The plant would have provided 50 million gallons of freshwater a day. The commissioners’ reasons for rejecting the plant included salt discharge, electricity costs, and something else that is hard to quantify.
“The ocean is under attack from climate change already,” proclaimed commissioner Dayna Bochco, a television producer and president of Steven Bochco Productions, producer of shows such as “Doogie Kamealoha M.D.,” “Doogie Howser M.D,” and “Cop Rock.”
The Coastal Commission explains, “Dayna Bochco is an attorney and sits on the Board of environmental groups such as Heal the Bay and Natural Resources Defense Council’s Southern California Leadership Council.”
At UC Berkeley, Bochco “majored in drama and English.” Previously an attorney with Twentieth Century Fox Television and ABC, Bochco has something in common with the Coastal Commission’s 12 voting members. The people of California elected not a single one.

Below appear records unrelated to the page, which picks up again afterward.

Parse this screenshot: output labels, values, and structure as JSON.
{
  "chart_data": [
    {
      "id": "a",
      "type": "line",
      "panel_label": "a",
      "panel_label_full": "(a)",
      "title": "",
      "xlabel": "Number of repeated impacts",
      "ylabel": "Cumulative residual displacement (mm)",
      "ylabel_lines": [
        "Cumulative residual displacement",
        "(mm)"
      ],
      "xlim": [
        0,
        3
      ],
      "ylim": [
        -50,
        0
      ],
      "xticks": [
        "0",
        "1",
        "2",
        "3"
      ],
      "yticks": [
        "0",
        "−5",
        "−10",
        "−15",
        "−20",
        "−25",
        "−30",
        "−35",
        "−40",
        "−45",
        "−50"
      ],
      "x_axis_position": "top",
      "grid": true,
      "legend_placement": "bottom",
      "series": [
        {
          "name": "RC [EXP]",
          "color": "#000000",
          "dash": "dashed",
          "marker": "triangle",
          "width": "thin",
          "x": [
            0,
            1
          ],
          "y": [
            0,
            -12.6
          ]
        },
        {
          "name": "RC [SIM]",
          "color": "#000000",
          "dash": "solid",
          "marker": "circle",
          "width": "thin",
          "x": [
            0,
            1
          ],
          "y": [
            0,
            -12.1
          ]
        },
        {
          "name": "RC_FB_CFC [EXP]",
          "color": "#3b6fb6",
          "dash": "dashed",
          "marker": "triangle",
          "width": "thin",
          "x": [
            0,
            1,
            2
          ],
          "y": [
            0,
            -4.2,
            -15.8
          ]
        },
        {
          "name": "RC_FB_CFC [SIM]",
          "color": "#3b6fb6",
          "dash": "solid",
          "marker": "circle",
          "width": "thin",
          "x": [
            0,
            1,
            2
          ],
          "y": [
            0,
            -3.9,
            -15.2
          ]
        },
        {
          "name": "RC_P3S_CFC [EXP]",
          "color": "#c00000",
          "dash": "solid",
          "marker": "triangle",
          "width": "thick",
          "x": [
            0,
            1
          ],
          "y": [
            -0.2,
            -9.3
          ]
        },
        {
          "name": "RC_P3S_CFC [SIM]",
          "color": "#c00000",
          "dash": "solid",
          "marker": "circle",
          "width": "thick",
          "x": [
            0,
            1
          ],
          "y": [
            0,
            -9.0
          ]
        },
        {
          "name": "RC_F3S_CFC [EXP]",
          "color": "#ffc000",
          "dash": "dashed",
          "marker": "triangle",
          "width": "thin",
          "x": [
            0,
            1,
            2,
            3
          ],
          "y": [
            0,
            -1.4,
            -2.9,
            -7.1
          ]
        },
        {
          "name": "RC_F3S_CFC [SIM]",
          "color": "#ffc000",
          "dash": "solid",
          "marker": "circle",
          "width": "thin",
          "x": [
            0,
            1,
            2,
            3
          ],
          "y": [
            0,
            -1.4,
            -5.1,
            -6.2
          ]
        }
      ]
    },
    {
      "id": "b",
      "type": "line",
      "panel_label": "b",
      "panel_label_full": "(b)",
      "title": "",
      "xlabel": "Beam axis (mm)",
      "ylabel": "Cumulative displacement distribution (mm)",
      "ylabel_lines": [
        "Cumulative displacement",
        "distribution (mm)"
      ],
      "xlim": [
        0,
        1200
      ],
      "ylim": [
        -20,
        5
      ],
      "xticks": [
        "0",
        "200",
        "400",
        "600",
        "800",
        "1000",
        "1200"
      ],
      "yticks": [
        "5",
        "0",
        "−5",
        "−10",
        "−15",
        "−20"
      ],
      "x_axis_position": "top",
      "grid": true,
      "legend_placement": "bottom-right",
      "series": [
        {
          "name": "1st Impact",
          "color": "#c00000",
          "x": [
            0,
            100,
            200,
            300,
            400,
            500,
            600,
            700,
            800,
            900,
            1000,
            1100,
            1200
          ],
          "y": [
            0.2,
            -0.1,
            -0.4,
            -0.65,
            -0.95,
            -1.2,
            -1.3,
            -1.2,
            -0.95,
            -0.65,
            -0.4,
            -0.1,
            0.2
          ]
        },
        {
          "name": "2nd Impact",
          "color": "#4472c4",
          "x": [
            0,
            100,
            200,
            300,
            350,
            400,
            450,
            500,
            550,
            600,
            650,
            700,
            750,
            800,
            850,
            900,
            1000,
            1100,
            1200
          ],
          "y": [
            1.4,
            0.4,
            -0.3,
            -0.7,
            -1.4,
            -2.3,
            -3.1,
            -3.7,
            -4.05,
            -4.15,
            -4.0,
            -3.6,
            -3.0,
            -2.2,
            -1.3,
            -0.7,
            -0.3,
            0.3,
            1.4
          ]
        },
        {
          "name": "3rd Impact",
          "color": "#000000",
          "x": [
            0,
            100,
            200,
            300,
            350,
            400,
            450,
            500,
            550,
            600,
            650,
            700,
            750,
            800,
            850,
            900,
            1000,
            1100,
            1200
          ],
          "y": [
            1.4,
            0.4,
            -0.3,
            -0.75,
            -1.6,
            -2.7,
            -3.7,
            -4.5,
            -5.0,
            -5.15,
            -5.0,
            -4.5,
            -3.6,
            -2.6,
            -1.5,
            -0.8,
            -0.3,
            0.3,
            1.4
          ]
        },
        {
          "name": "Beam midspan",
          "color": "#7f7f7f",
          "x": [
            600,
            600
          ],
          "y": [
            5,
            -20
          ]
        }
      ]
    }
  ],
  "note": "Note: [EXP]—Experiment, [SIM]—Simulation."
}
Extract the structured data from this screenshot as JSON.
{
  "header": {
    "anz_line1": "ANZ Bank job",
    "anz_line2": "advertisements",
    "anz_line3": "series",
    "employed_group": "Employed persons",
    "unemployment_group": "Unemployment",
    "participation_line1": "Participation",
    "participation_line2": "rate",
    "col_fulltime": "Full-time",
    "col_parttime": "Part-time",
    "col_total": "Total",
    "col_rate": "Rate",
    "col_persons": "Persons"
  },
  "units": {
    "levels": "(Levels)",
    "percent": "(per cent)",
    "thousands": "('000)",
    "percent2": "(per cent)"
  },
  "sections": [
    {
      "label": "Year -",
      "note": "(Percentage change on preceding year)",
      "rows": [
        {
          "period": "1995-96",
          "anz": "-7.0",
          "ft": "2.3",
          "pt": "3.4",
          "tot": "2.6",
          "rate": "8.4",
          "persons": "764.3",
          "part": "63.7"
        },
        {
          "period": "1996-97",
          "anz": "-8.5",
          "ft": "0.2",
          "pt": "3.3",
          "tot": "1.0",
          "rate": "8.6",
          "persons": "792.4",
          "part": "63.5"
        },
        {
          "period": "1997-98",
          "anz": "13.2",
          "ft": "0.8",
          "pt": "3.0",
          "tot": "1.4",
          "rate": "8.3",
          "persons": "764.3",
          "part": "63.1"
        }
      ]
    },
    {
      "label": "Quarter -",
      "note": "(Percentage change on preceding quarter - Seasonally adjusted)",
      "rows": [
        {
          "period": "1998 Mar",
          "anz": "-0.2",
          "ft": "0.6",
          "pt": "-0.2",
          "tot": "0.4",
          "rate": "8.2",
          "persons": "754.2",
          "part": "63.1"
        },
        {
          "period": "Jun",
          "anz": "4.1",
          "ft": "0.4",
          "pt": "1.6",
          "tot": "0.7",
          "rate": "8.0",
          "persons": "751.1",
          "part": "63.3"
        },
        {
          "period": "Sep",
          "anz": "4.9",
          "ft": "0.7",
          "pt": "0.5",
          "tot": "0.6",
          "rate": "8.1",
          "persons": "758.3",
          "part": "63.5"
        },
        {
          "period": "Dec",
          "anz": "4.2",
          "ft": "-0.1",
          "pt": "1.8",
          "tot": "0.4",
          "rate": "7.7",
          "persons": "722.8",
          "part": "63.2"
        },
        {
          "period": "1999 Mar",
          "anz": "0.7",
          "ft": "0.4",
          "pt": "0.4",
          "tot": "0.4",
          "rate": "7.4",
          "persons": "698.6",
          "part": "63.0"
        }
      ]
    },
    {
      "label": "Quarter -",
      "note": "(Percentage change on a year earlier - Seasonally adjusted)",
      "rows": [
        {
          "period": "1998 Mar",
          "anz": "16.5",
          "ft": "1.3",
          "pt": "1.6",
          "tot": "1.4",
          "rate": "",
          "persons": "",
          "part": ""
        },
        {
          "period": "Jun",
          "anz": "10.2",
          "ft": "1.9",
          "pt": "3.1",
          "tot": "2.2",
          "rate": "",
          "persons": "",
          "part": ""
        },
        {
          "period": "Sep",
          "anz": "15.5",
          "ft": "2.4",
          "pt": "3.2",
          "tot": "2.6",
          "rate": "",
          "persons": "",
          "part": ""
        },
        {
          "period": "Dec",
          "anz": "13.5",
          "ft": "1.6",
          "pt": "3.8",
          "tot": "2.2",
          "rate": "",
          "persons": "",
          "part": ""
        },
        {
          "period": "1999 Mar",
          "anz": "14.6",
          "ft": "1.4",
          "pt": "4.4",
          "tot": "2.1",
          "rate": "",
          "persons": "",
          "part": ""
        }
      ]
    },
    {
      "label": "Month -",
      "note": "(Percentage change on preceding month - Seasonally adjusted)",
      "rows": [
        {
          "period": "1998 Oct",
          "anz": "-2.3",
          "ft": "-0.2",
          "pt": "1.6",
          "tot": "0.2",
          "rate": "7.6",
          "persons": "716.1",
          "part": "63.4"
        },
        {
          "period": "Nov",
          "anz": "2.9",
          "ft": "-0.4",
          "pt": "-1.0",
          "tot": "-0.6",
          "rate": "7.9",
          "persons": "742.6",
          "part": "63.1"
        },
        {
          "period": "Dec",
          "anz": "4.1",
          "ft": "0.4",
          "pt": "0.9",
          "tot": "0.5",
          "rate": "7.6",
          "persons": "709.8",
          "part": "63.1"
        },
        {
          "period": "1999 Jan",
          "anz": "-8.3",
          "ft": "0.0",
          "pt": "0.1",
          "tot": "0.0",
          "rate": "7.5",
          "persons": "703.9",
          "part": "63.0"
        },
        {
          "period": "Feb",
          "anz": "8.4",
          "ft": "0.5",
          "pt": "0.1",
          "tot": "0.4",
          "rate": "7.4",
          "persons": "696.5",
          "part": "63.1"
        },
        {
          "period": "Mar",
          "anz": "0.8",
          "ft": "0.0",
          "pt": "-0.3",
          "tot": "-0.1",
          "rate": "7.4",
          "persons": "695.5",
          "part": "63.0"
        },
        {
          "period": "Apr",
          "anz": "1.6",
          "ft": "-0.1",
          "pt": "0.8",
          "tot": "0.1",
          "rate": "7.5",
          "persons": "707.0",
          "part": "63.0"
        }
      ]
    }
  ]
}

Politicians appoint commission members. Commission chair Donna Brownsey was appointed by the governor, vice-chair Caryl Hart by the Assembly Speaker, and commissioner Bochco by the Senate rules committee.
Membership in environmental groups does not confer scientific expertise on attorneys and entertainment executives. Climate change dogma is not science. Environmental tradeoffs are the rule rather than the exception. Desalination plants are proving their worth in arid regions of the world, including California.
The unelected Coastal Commission overrides scores of elected city and county governments on land-use issues. Commission founder Peter Douglas ran roughshod over property rights. On his watch, the Commission combined regulatory zealotry with high-level corruption. Commissioner Mark Nathanson, for example, extorted payments from Hollywood celebrities and others seeking coastal building permits.
The California Coastal Commission has now deprived California of its biggest resource, the Pacific Ocean, as a way to solve the state’s water crisis. This is what happens when an unelected body of zealots overrides the people’s rights and most basic needs.